Mohed Altrad n’est pas toujours présent aux réunions de la Ligue. Il se dit exclu, a l’impression d’être stigmatisé…

(Il coupe) Tous les présidents sont invités à chacune de nos réunions et manifestations. Il n’y a jamais d’ostracisme envers qui que ce soit. Au contraire, les réunions sont des lieux d’échange pour travailler ensemble.

Serez-vous candidat à votre succession, en 2020 ?

Non, pour des raisons statutaires. Le président de la Ligue ne peut pas faire plus de deux mandats. Je ne dérogerai pas à cette règle et je laisserai donc ma place.

Qui ferait un bon président ?

Celui qui sera élu, puisque la majorité des clubs aura voulu qu’il le soit.

Quelles sont les qualités requises, selon vous ?

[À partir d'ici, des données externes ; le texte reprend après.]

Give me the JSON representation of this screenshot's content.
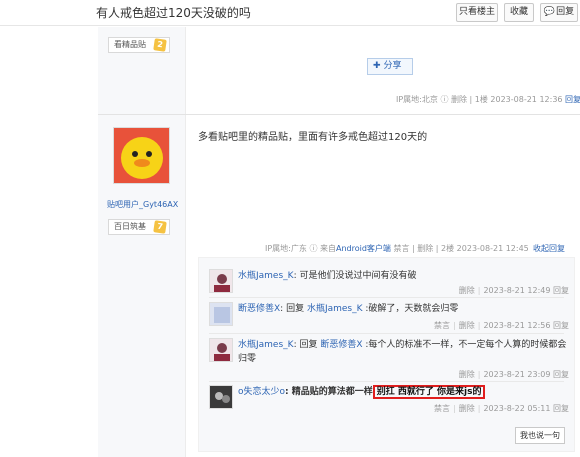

Il faut être fédérateur et, aussi, rester calme, serein, en toutes circonstances. Je le répète, la Ligue est composée de trente clubs, avec trente modèles économiques différents et trente présidents aux personnalités variées. Avec quatorze équipes qui veulent le Brennus et seize, en Pro D2, qui rêvent aussi d’un titre. Il faut mettre tout ça en musique, impulser de nouveaux projets en veillant à ne laisser personne sur le bord du chemin.